The weekend was capped off with an epic after party on Sunday. Each year it’s like a reunion. I’m in desperate love with the spirits that inhabit our sport, from the comedic to the serious to the God-gifted. We suffer so greatly together that so much is just understood without speaking about it between us…from an Elite Champion to a Cat 4 newbie to the sport. The conversations I had at the Summit Bar with my friends…both old and new…were amazing. These conversations had a theme and I was truly 'hearing’ what was being said. While the words were flowing in to my brain, I’m balancing them with my thrashing uncertainty of where ‘am’ in this sport. "What is my place in this sport I love?" proverbially speaking. I won’t be a National Champion in the Elites…likely never in my age group. I am confused at what fast means and how to get there even after 14 years of racing this insane sport. What I do know is that I love it and those that stopped me that evening and put a hand on my shoulder to simply say ‘thanks for writing’ meant so so much to me. They were the words I needed to parse and balance with everything else pinging around my brain these days. I was able to 'hear' them. Truly.

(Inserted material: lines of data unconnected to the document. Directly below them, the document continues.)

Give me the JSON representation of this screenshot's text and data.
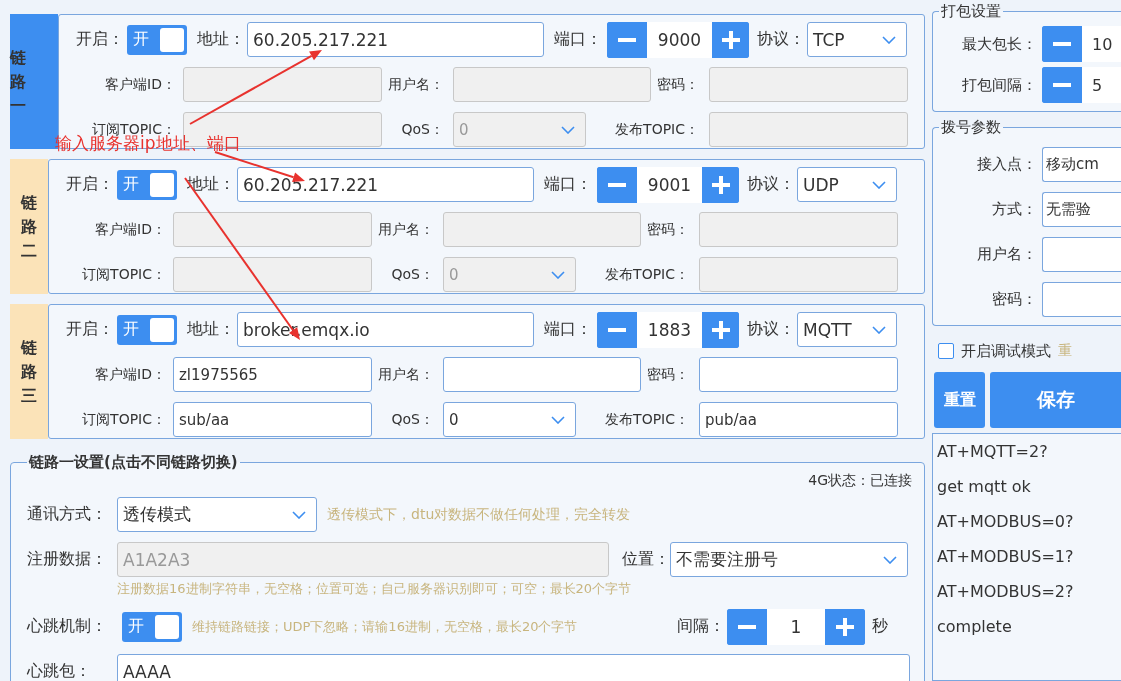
{
  "links": [
    {
      "tab": "链路一",
      "selected": true,
      "enabled": true,
      "switch_text": "开",
      "enable_label": "开启：",
      "address_label": "地址：",
      "address": "60.205.217.221",
      "port_label": "端口：",
      "port": "9000",
      "protocol_label": "协议：",
      "protocol": "TCP",
      "client_id_label": "客户端ID：",
      "username_label": "用户名：",
      "password_label": "密码：",
      "sub_topic_label": "订阅TOPIC：",
      "qos_label": "QoS：",
      "qos": "0",
      "pub_topic_label": "发布TOPIC：",
      "mqtt_disabled": true
    },
    {
      "tab": "链路二",
      "selected": false,
      "enabled": true,
      "switch_text": "开",
      "enable_label": "开启：",
      "address_label": "地址：",
      "address": "60.205.217.221",
      "port_label": "端口：",
      "port": "9001",
      "protocol_label": "协议：",
      "protocol": "UDP",
      "client_id_label": "客户端ID：",
      "username_label": "用户名：",
      "password_label": "密码：",
      "sub_topic_label": "订阅TOPIC：",
      "qos_label": "QoS：",
      "qos": "0",
      "pub_topic_label": "发布TOPIC：",
      "mqtt_disabled": true
    },
    {
      "tab": "链路三",
      "selected": false,
      "enabled": true,
      "switch_text": "开",
      "enable_label": "开启：",
      "address_label": "地址：",
      "address": "broker.emqx.io",
      "port_label": "端口：",
      "port": "1883",
      "protocol_label": "协议：",
      "protocol": "MQTT",
      "client_id_label": "客户端ID：",
      "client_id": "zl1975565",
      "username_label": "用户名：",
      "password_label": "密码：",
      "sub_topic_label": "订阅TOPIC：",
      "sub_topic": "sub/aa",
      "qos_label": "QoS：",
      "qos": "0",
      "pub_topic_label": "发布TOPIC：",
      "pub_topic": "pub/aa",
      "mqtt_disabled": false
    }
  ],
  "annotation": {
    "text": "输入服务器ip地址、端口"
  },
  "settings": {
    "legend": "链路一设置(点击不同链路切换)",
    "status": "4G状态：已连接",
    "mode_label": "通讯方式：",
    "mode": "透传模式",
    "mode_hint": "透传模式下，dtu对数据不做任何处理，完全转发",
    "reg_label": "注册数据：",
    "reg_value": "A1A2A3",
    "reg_disabled": true,
    "position_label": "位置：",
    "position": "不需要注册号",
    "reg_hint": "注册数据16进制字符串，无空格；位置可选；自己服务器识别即可；可空；最长20个字节",
    "heartbeat_label": "心跳机制：",
    "heartbeat_on": true,
    "heartbeat_switch_text": "开",
    "heartbeat_hint": "维持链路链接；UDP下忽略；请输16进制，无空格，最长20个字节",
    "interval_label": "间隔：",
    "interval": "1",
    "interval_unit": "秒",
    "packet_label": "心跳包：",
    "packet": "AAAA"
  },
  "packing": {
    "legend": "打包设置",
    "rows": [
      {
        "label": "最大包长：",
        "value": "10"
      },
      {
        "label": "打包间隔：",
        "value": "5"
      }
    ]
  },
  "dial": {
    "legend": "拨号参数",
    "rows": [
      {
        "label": "接入点：",
        "value": "移动cm"
      },
      {
        "label": "方式：",
        "value": "无需验"
      },
      {
        "label": "用户名："
      },
      {
        "label": "密码："
      }
    ]
  },
  "debug": {
    "label": "开启调试模式",
    "checked": false,
    "hint": "重"
  },
  "buttons": [
    "重置",
    "保存"
  ],
  "log": [
    "AT+MQTT=2?",
    "get mqtt ok",
    "AT+MODBUS=0?",
    "AT+MODBUS=1?",
    "AT+MODBUS=2?",
    "complete"
  ]
}
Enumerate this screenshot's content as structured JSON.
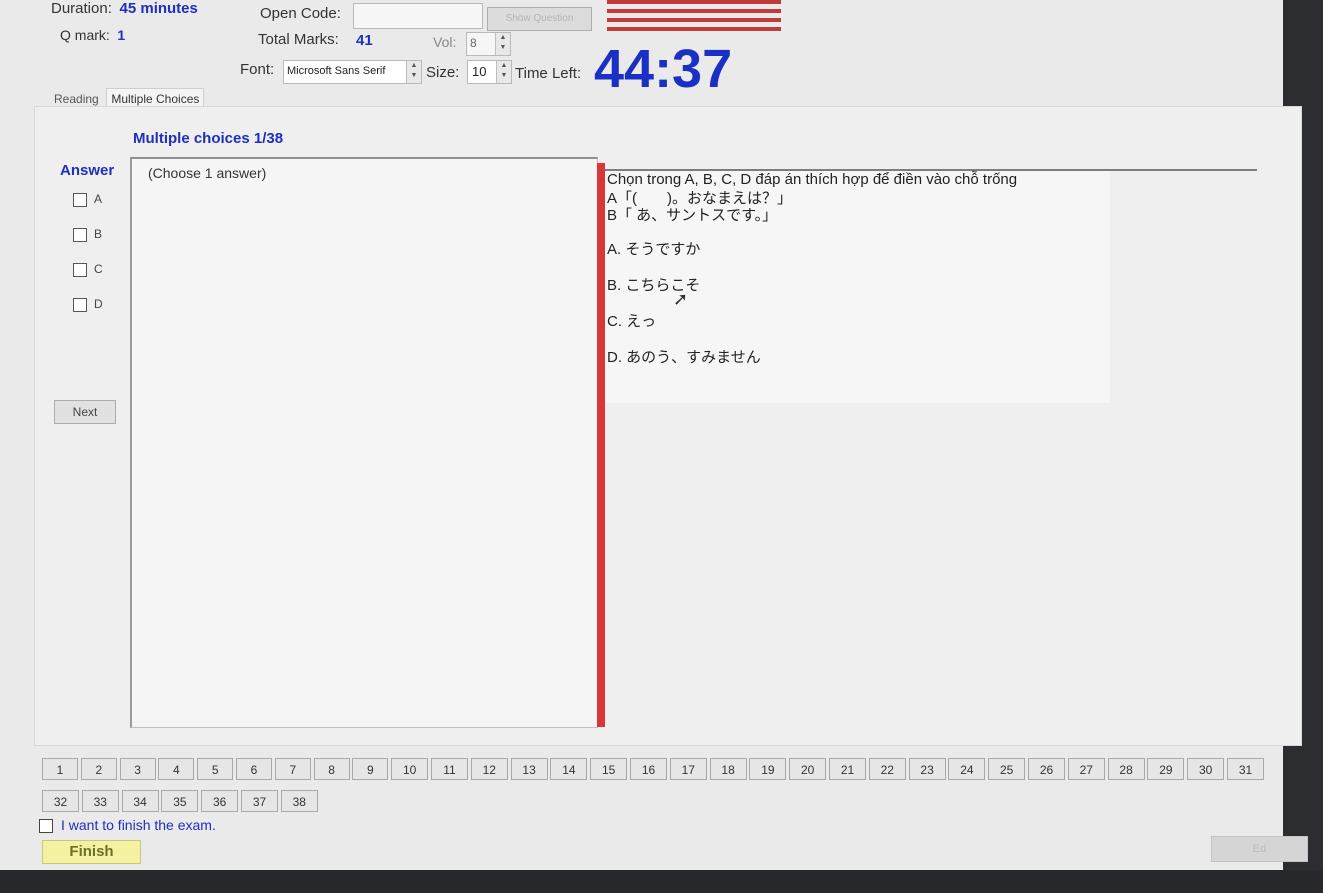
{
  "header": {
    "duration_label": "Duration:",
    "duration_value": "45 minutes",
    "qmark_label": "Q mark:",
    "qmark_value": "1",
    "open_code_label": "Open Code:",
    "open_code_value": "",
    "show_question_label": "Show Question",
    "total_marks_label": "Total Marks:",
    "total_marks_value": "41",
    "vol_label": "Vol:",
    "vol_value": "8",
    "font_label": "Font:",
    "font_value": "Microsoft Sans Serif",
    "size_label": "Size:",
    "size_value": "10",
    "time_left_label": "Time Left:",
    "time_left_value": "44:37"
  },
  "tabs": [
    {
      "label": "Reading",
      "active": false
    },
    {
      "label": "Multiple Choices",
      "active": true
    }
  ],
  "question": {
    "title": "Multiple choices 1/38",
    "answer_label": "Answer",
    "options": [
      "A",
      "B",
      "C",
      "D"
    ],
    "next_label": "Next",
    "choose_hint": "(Choose 1 answer)",
    "lines": [
      "Chọn trong A, B, C, D đáp án thích hợp để điền vào chỗ trống",
      "A「(　　)。おなまえは？」",
      "B「 あ、サントスです。」",
      "A. そうですか",
      "B. こちらこそ",
      "C. えっ",
      "D. あのう、すみません"
    ]
  },
  "navigation": {
    "row1": [
      "1",
      "2",
      "3",
      "4",
      "5",
      "6",
      "7",
      "8",
      "9",
      "10",
      "11",
      "12",
      "13",
      "14",
      "15",
      "16",
      "17",
      "18",
      "19",
      "20",
      "21",
      "22",
      "23",
      "24",
      "25",
      "26",
      "27",
      "28",
      "29",
      "30",
      "31"
    ],
    "row2": [
      "32",
      "33",
      "34",
      "35",
      "36",
      "37",
      "38"
    ]
  },
  "footer": {
    "finish_check_label": "I want to finish the exam.",
    "finish_label": "Finish",
    "end_label": "Ed"
  },
  "colors": {
    "accent_blue": "#1f2fbf",
    "timer_blue": "#1a2fc4",
    "divider_red": "#d9363c",
    "finish_yellow": "#f4f2a0"
  }
}
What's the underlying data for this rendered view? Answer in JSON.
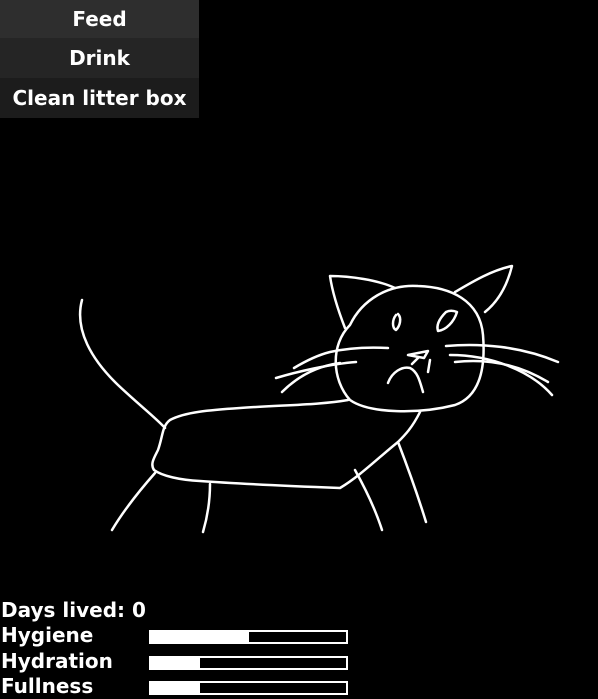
{
  "menu": {
    "feed_label": "Feed",
    "drink_label": "Drink",
    "clean_label": "Clean litter box"
  },
  "pet": {
    "icon": "cat-drawing"
  },
  "stats": {
    "days_label": "Days lived: 0",
    "bars": [
      {
        "label": "Hygiene",
        "value": 0.5
      },
      {
        "label": "Hydration",
        "value": 0.25
      },
      {
        "label": "Fullness",
        "value": 0.25
      }
    ]
  },
  "colors": {
    "background": "#000000",
    "foreground": "#ffffff",
    "button": "#2e2e2e"
  }
}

It’s odd, I want to write about crushing the competition and having arms up again and being some sort of alpha-winner. At least that is a part of the vision I thought I should have. Winning and personal bests will happen again some day when I can devote what I need to, to it. But maybe that is not my ‘role.’ Maybe it is about expressing the need to just keep going. To not extract yourself and take your toys home because an aspect of your goals like winning or “personal best” is met unfulfilled. It’s so frustrating, yet the sport is 360 degrees around us. It’s the people, the courses, the equipment and nerdery around it. It’s the ability to get over embarrassment and embrace failure. It’s the need to know you’re doing this because you love it…and where would you be in life without it.
My life is what it is because of cyclocross. And it is beautiful. And that is not an embellishment.
I will try again next year to be better if life will have it. To fly. To have my legs feel supple and fluid again. The leaves are off the trees now and flowing in the heavy breezes that mark our winter here in Colorado. And before we know it they will be changing colors again. You are my anchor, cyclocross.